Question. Prove that the diagonals of a rectangle are equal in length.
Ans. Let PQRS be a rectangle.
In ΔSPQ and ΔRQP,
SP = RQ, (Opp. sides of rectangle are equal)
∠SPQ = ∠RQP = 90° (Each angle of rectangle is right angle)
PQ = QP (Common)
ΔSPQ ≅ ΔRQP (SAS Congruence Rule)
QS = PR (c.p.c.t.) Hence Proved.
Question. In ΔABC, D, E and F are the mid-points of sides AB, BC and CA. If AB = 6 cm, BC = 7·2 cm and AC = 7·8 cm, find the perimeter of ΔDEF.
Ans. DE = 1/2 AC
EF = 1/2 AB
DF = 1/2 BC (By Mid-point theorem)
Perimeter of DEF = DE + EF + DF
= 1/2 (AC +AB + BC)
= 1/2 (7·8 + 6 + 7·2)
= 1/2 (21)
= 10·5 cm
Long Answer Type Questions :
Question. If ΔABC and ΔDEF are two triangles such that AB, BC are respectively equal and parallel to DE, EF then show that :
(i) quadrilateral ABED is a parallelogram.
(ii) quadrilateral BCFE is a parallelogram.
(iii) AC = DF
(iv) ΔABC ≅ ΔDEF.
Ans. Given : Two triangles ABC and DEF, such that
AB = DE and AB || DE
Also, BC = EF and BC || EF
Proof: (i) In a quadrilateral ABED,
AB = DE and AB II DE
i.e., one pair of opposite sides are equal and parallel.

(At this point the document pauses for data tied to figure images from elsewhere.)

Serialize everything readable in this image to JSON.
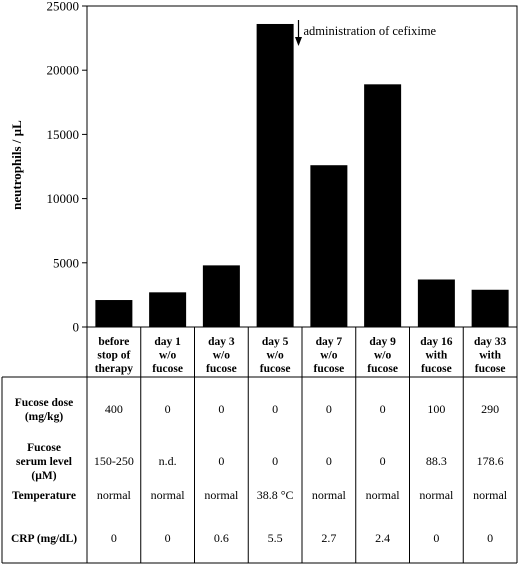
{
  "chart_data": {
    "type": "bar",
    "ylabel": "neutrophils / µL",
    "ylim": [
      0,
      25000
    ],
    "yticks": [
      0,
      5000,
      10000,
      15000,
      20000,
      25000
    ],
    "categories": [
      [
        "before",
        "stop of",
        "therapy"
      ],
      [
        "day 1",
        "w/o",
        "fucose"
      ],
      [
        "day 3",
        "w/o",
        "fucose"
      ],
      [
        "day 5",
        "w/o",
        "fucose"
      ],
      [
        "day 7",
        "w/o",
        "fucose"
      ],
      [
        "day 9",
        "w/o",
        "fucose"
      ],
      [
        "day 16",
        "with",
        "fucose"
      ],
      [
        "day 33",
        "with",
        "fucose"
      ]
    ],
    "values": [
      2100,
      2700,
      4800,
      23600,
      12600,
      18900,
      3700,
      2900
    ],
    "bar_color": "#000000",
    "grid": false,
    "annotation": {
      "text": "administration of cefixime",
      "category_index": 3
    }
  },
  "table": {
    "rows": [
      {
        "header": [
          "Fucose dose",
          "(mg/kg)"
        ],
        "cells": [
          "400",
          "0",
          "0",
          "0",
          "0",
          "0",
          "100",
          "290"
        ]
      },
      {
        "header": [
          "Fucose",
          "serum level",
          "(µM)"
        ],
        "cells": [
          "150-250",
          "n.d.",
          "0",
          "0",
          "0",
          "0",
          "88.3",
          "178.6"
        ]
      },
      {
        "header": [
          "Temperature"
        ],
        "cells": [
          "normal",
          "normal",
          "normal",
          "38.8 °C",
          "normal",
          "normal",
          "normal",
          "normal"
        ]
      },
      {
        "header": [
          "CRP (mg/dL)"
        ],
        "cells": [
          "0",
          "0",
          "0.6",
          "5.5",
          "2.7",
          "2.4",
          "0",
          "0"
        ]
      }
    ]
  }
}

∴ ABED is a parallelogram. Proved.
or, AD = BE and AD || BE. …(i)
(ii) In quadrilateral BCFE,
BC = EF and BC || EF
i.e., one pair of opposite sides are equal and parallel.
∴ BCFE is a parallelogram. Proved.
or, CF = BE and CF || BE. ….(ii)
(iii) From equations (i) and (ii), we get
AD= CF and AD || CF
or, ACFD is a parallelogram.
or, AC = DF and AC || DF
(iv) In ΔABC and ΔDEF,
AB = DE (Given)
BC = EF (Given)
and AC = DF (Proved above in part (iii))
So by SSS rule ΔABC ≅ ΔDEF. Hence Proved
Question. Show that the bisectors of angles of a parallelogram enclose a rectangle.
OR
Show that the bisectors of angles of a parallelogram form a rectangle.

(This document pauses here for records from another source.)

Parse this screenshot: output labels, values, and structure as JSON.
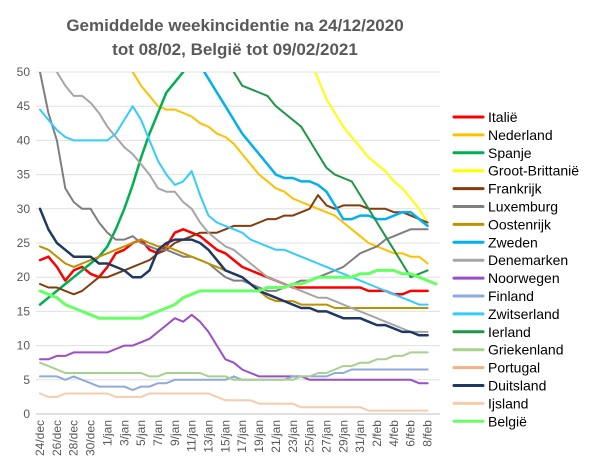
{
  "chart_data": {
    "type": "line",
    "title_lines": [
      "Gemiddelde weekincidentie  na 24/12/2020",
      "tot 08/02, België tot 09/02/2021"
    ],
    "x": [
      "24/dec",
      "25/dec",
      "26/dec",
      "27/dec",
      "28/dec",
      "29/dec",
      "30/dec",
      "31/dec",
      "1/jan",
      "2/jan",
      "3/jan",
      "4/jan",
      "5/jan",
      "6/jan",
      "7/jan",
      "8/jan",
      "9/jan",
      "10/jan",
      "11/jan",
      "12/jan",
      "13/jan",
      "14/jan",
      "15/jan",
      "16/jan",
      "17/jan",
      "18/jan",
      "19/jan",
      "20/jan",
      "21/jan",
      "22/jan",
      "23/jan",
      "24/jan",
      "25/jan",
      "26/jan",
      "27/jan",
      "28/jan",
      "29/jan",
      "30/jan",
      "31/jan",
      "1/feb",
      "2/feb",
      "3/feb",
      "4/feb",
      "5/feb",
      "6/feb",
      "7/feb",
      "8/feb",
      "9/feb"
    ],
    "x_tick_labels": [
      "24/dec",
      "26/dec",
      "28/dec",
      "30/dec",
      "1/jan",
      "3/jan",
      "5/jan",
      "7/jan",
      "9/jan",
      "11/jan",
      "13/jan",
      "15/jan",
      "17/jan",
      "19/jan",
      "21/jan",
      "23/jan",
      "25/jan",
      "27/jan",
      "29/jan",
      "31/jan",
      "2/feb",
      "4/feb",
      "6/feb",
      "8/feb"
    ],
    "ylim": [
      0,
      50
    ],
    "y_ticks": [
      0,
      5,
      10,
      15,
      20,
      25,
      30,
      35,
      40,
      45,
      50
    ],
    "grid": "horizontal",
    "legend_position": "right",
    "series": [
      {
        "name": "Italië",
        "color": "#ff0000",
        "width": 2.5,
        "values": [
          22.5,
          23,
          21.5,
          19.5,
          21,
          21.5,
          20.5,
          20,
          21.5,
          23.5,
          24,
          25,
          25.5,
          24,
          23.5,
          24.5,
          26.5,
          27,
          26.5,
          26,
          25,
          24,
          23.5,
          22.5,
          21.5,
          21,
          20.5,
          20,
          19.5,
          19,
          18.5,
          18.5,
          18.5,
          18.5,
          18.5,
          18.5,
          18.5,
          18.5,
          18.5,
          18,
          18,
          18,
          17.5,
          17.5,
          18,
          18,
          18,
          null
        ]
      },
      {
        "name": "Nederland",
        "color": "#ffc000",
        "width": 2,
        "values": [
          null,
          null,
          null,
          null,
          null,
          null,
          null,
          null,
          null,
          null,
          52,
          50,
          48,
          46.5,
          45,
          44.5,
          44.5,
          44,
          43.5,
          42.5,
          42,
          41,
          40.5,
          39.5,
          38,
          36.5,
          35,
          34,
          33,
          32.5,
          31.5,
          31,
          30.5,
          30,
          29.5,
          29,
          28,
          27,
          26,
          25,
          24.5,
          24,
          23.5,
          23.5,
          23,
          23,
          22,
          null
        ]
      },
      {
        "name": "Spanje",
        "color": "#00b050",
        "width": 2.5,
        "values": [
          16,
          17,
          18,
          19,
          20,
          21,
          22,
          23,
          24.5,
          27,
          30,
          33.5,
          37.5,
          41,
          44,
          47,
          48.5,
          50,
          52,
          null,
          null,
          null,
          null,
          null,
          null,
          null,
          null,
          null,
          null,
          null,
          null,
          null,
          null,
          null,
          null,
          null,
          null,
          null,
          null,
          null,
          null,
          null,
          null,
          null,
          null,
          null,
          null,
          null
        ]
      },
      {
        "name": "Groot-Brittanië",
        "color": "#ffff00",
        "width": 2,
        "values": [
          null,
          null,
          null,
          null,
          null,
          null,
          null,
          null,
          null,
          null,
          null,
          null,
          null,
          null,
          null,
          null,
          null,
          null,
          null,
          null,
          null,
          null,
          null,
          null,
          null,
          null,
          null,
          null,
          null,
          null,
          null,
          null,
          52,
          49,
          46,
          44,
          42,
          40.5,
          39,
          37.5,
          36.5,
          35.5,
          34,
          33,
          31.5,
          30,
          28,
          null
        ]
      },
      {
        "name": "Frankrijk",
        "color": "#843c0c",
        "width": 2,
        "values": [
          19,
          18.5,
          18.5,
          18,
          17.5,
          18,
          19,
          20,
          20,
          20.5,
          21,
          21.5,
          22,
          22.5,
          23.5,
          24,
          25,
          25.5,
          26,
          26.5,
          26.5,
          26.5,
          27,
          27.5,
          27.5,
          27.5,
          28,
          28.5,
          28.5,
          29,
          29,
          29.5,
          30,
          32,
          30.5,
          30,
          30.5,
          30.5,
          30.5,
          30,
          30,
          30,
          29.5,
          29.5,
          29,
          28.5,
          28,
          null
        ]
      },
      {
        "name": "Luxemburg",
        "color": "#7f7f7f",
        "width": 2,
        "values": [
          50,
          44,
          40,
          33,
          31,
          30,
          30,
          28,
          26.5,
          25.5,
          25.5,
          26,
          25,
          24.5,
          24,
          24,
          23.5,
          23,
          23,
          22.5,
          22,
          21,
          20,
          19.5,
          19.5,
          19,
          18.5,
          18,
          18,
          18.5,
          19,
          19.5,
          19.5,
          20,
          20.5,
          21,
          21.5,
          22.5,
          23.5,
          24,
          24.5,
          25.5,
          26,
          26.5,
          27,
          27,
          27,
          null
        ]
      },
      {
        "name": "Oostenrijk",
        "color": "#bf9000",
        "width": 2,
        "values": [
          24.5,
          24,
          23,
          22,
          21.5,
          22,
          22.5,
          23,
          23.5,
          24,
          24.5,
          25,
          25.5,
          25,
          24.5,
          24.5,
          24,
          23.5,
          23,
          22.5,
          22,
          21.5,
          21,
          20.5,
          20,
          19,
          18,
          17,
          16.5,
          16.5,
          16.5,
          16,
          16,
          16,
          16,
          15.5,
          15.5,
          15.5,
          15.5,
          15.5,
          15.5,
          15.5,
          15.5,
          15.5,
          15.5,
          15.5,
          15.5,
          null
        ]
      },
      {
        "name": "Zweden",
        "color": "#00b0f0",
        "width": 2.5,
        "values": [
          null,
          null,
          null,
          null,
          null,
          null,
          null,
          null,
          null,
          null,
          null,
          null,
          null,
          null,
          null,
          null,
          null,
          null,
          52,
          51,
          49,
          47,
          45,
          43,
          41,
          39.5,
          38,
          36.5,
          35,
          34.5,
          34.5,
          34,
          34,
          33.5,
          32.5,
          30.5,
          28.5,
          28.5,
          29,
          29,
          28.5,
          28.5,
          29,
          29.5,
          29.5,
          28.5,
          27.5,
          null
        ]
      },
      {
        "name": "Denemarken",
        "color": "#a6a6a6",
        "width": 2,
        "values": [
          null,
          52,
          50,
          48,
          46.5,
          46.5,
          45.5,
          44,
          42,
          40.5,
          39,
          38,
          36.5,
          35,
          33,
          32.5,
          32.5,
          31,
          30,
          28,
          26.5,
          25.5,
          24.5,
          24,
          23,
          22,
          21,
          20,
          19.5,
          19,
          18.5,
          18,
          17.5,
          17,
          17,
          16.5,
          16,
          15.5,
          15,
          14.5,
          14,
          13.5,
          13,
          12.5,
          12,
          12,
          12,
          null
        ]
      },
      {
        "name": "Noorwegen",
        "color": "#9b4dca",
        "width": 2,
        "values": [
          8,
          8,
          8.5,
          8.5,
          9,
          9,
          9,
          9,
          9,
          9.5,
          10,
          10,
          10.5,
          11,
          12,
          13,
          14,
          13.5,
          14.5,
          13.5,
          12,
          10,
          8,
          7.5,
          6.5,
          6,
          5.5,
          5.5,
          5.5,
          5.5,
          5.5,
          5.5,
          5,
          5,
          5,
          5,
          5,
          5,
          5,
          5,
          5,
          5,
          5,
          5,
          5,
          4.5,
          4.5,
          null
        ]
      },
      {
        "name": "Finland",
        "color": "#8faadc",
        "width": 2,
        "values": [
          5.5,
          5.5,
          5.5,
          5,
          5.5,
          5,
          4.5,
          4,
          4,
          4,
          4,
          3.5,
          4,
          4,
          4.5,
          4.5,
          5,
          5,
          5,
          5,
          5,
          5,
          5,
          5.5,
          5,
          5,
          5,
          5,
          5,
          5,
          5.5,
          5.5,
          5.5,
          5.5,
          5.5,
          6,
          6,
          6.5,
          6.5,
          6.5,
          6.5,
          6.5,
          6.5,
          6.5,
          6.5,
          6.5,
          6.5,
          null
        ]
      },
      {
        "name": "Zwitserland",
        "color": "#33ccff",
        "width": 2,
        "values": [
          44.5,
          43,
          41.5,
          40.5,
          40,
          40,
          40,
          40,
          40,
          41,
          43,
          45,
          43,
          40,
          37,
          35,
          33.5,
          34,
          35.5,
          32,
          29,
          28,
          27.5,
          27,
          26.5,
          25.5,
          25,
          24.5,
          24,
          24,
          23.5,
          23,
          22.5,
          22,
          21.5,
          21,
          20.5,
          20,
          19.5,
          19,
          18.5,
          18,
          17.5,
          17,
          16.5,
          16,
          16,
          null
        ]
      },
      {
        "name": "Ierland",
        "color": "#1e9646",
        "width": 2,
        "values": [
          null,
          null,
          null,
          null,
          null,
          null,
          null,
          null,
          null,
          null,
          null,
          null,
          null,
          null,
          null,
          null,
          null,
          null,
          null,
          null,
          null,
          null,
          52,
          50,
          48,
          47.5,
          47,
          46.5,
          45,
          44,
          43,
          42,
          40,
          38,
          36,
          35,
          34.5,
          34,
          32,
          30,
          28,
          26,
          24,
          22,
          20,
          20.5,
          21,
          null
        ]
      },
      {
        "name": "Griekenland",
        "color": "#a9d18e",
        "width": 2,
        "values": [
          7.5,
          7,
          6.5,
          6,
          6,
          6,
          6,
          6,
          6,
          6,
          6,
          6,
          6,
          5.5,
          5.5,
          6,
          6,
          6,
          6,
          6,
          5.5,
          5.5,
          5.5,
          5,
          5,
          5,
          5,
          5,
          5,
          5,
          5,
          5.5,
          5.5,
          6,
          6,
          6.5,
          7,
          7,
          7.5,
          7.5,
          8,
          8,
          8.5,
          8.5,
          9,
          9,
          9,
          null
        ]
      },
      {
        "name": "Portugal",
        "color": "#f4b183",
        "width": 2,
        "values": [
          null,
          null,
          null,
          null,
          null,
          null,
          null,
          null,
          null,
          null,
          null,
          null,
          null,
          null,
          null,
          null,
          null,
          null,
          null,
          null,
          null,
          null,
          null,
          null,
          null,
          null,
          null,
          null,
          null,
          null,
          null,
          null,
          null,
          null,
          null,
          null,
          null,
          null,
          null,
          null,
          null,
          null,
          null,
          null,
          null,
          null,
          null,
          null
        ]
      },
      {
        "name": "Duitsland",
        "color": "#203864",
        "width": 2.5,
        "values": [
          30,
          27,
          25,
          24,
          23,
          23,
          23,
          22,
          22,
          21.5,
          21,
          20,
          20,
          21,
          24,
          25,
          25.5,
          25.5,
          25.5,
          25,
          24,
          22.5,
          21,
          20.5,
          20,
          19,
          18,
          17.5,
          17,
          16.5,
          16,
          15.5,
          15.5,
          15,
          15,
          14.5,
          14,
          14,
          14,
          13.5,
          13,
          13,
          12.5,
          12,
          12,
          11.5,
          11.5,
          null
        ]
      },
      {
        "name": "Ijsland",
        "color": "#f8cbad",
        "width": 2,
        "values": [
          3,
          2.5,
          2.5,
          3,
          3,
          3,
          3,
          3,
          3,
          2.5,
          2.5,
          2.5,
          2.5,
          3,
          3,
          3,
          3,
          3,
          3,
          3,
          3,
          2.5,
          2,
          2,
          2,
          2,
          1.5,
          1.5,
          1.5,
          1.5,
          1.5,
          1,
          1,
          1,
          1,
          1,
          1,
          1,
          1,
          0.5,
          0.5,
          0.5,
          0.5,
          0.5,
          0.5,
          0.5,
          0.5,
          null
        ]
      },
      {
        "name": "België",
        "color": "#66ff66",
        "width": 3,
        "values": [
          18,
          17.5,
          17,
          16,
          15.5,
          15,
          14.5,
          14,
          14,
          14,
          14,
          14,
          14,
          14.5,
          15,
          15.5,
          16,
          17,
          17.5,
          18,
          18,
          18,
          18,
          18,
          18,
          18,
          18,
          18.5,
          18.5,
          18.5,
          19,
          19,
          19.5,
          20,
          20,
          20,
          20,
          20,
          20.5,
          20.5,
          21,
          21,
          21,
          20.5,
          20.5,
          20,
          19.5,
          19
        ]
      }
    ]
  }
}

Ans. Let ABCD is a parallelogram.
AN, BN, CL and DL are bisectors of ∠A, ∠B, ∠C, ∠D respectively
∴ AB || DC [ABCD is a parallelogram]
and AD is transversal.
∴ ∠BAD + ∠ADC = 180° [co-interior angles]
⇒ 1/2 ∠BAD + 1/2 ∠ADC = 1/2 ×180°
⇒ ∠DAO + ∠ADO = 90° …(i) [AN and DL are bisectors of ∠A and ∠D]
Now, In ΔADO,
∠DAO + ∠ADO + ∠AOD = 180° [angle sum property of triangle]
⇒ ∠AOD = 90° [from (i)]
Lines AN and DL intersect
∴ ∠LON = ∠AOD = 90°
Similarly, ∠OLN = ∠LMN
= ∠MNO = 90°
∴ Both pairs of opposite angle of LMNO are equal.
∴ LMNO is a parallelogram
∴ LMNO is a parallelogram in which one angle is 90°.
∴ LMNO is a rectangle. Hence Proved.
Question. Prove that the diagonals of a square are equal and perpendicular to each other.
Ans. Given a square ABCD in which diagonal AC and BD intersects at O.
To Prove :
AC = BD and AC ⊥ BD
Proof : In ΔADB and ΔBCA,
AD = BC (Sides of a square)
∠BAD = ∠ABC (90° each)
AB = BA (Common)
∴ ΔADB ≅ ΔBCA (SAS)
Therefore, AC = BD (c.p.c.t.)
In ΔAOB and ΔAOD,
OB = OD,
AB = AD,
AO = AO
∴ ΔAOB ≅ ΔAOD (By SSS)
∠AOB = ∠AOD (c.p.c.t.)
Since, ∠AOB + ∠AOD = 180° (Linear pair)
∴ ∠AOB = ∠AOD = 90°
AO ⊥ BD, AC ⊥ BD
Hence, AC = BD and AC ⊥ BD. Hence Proved.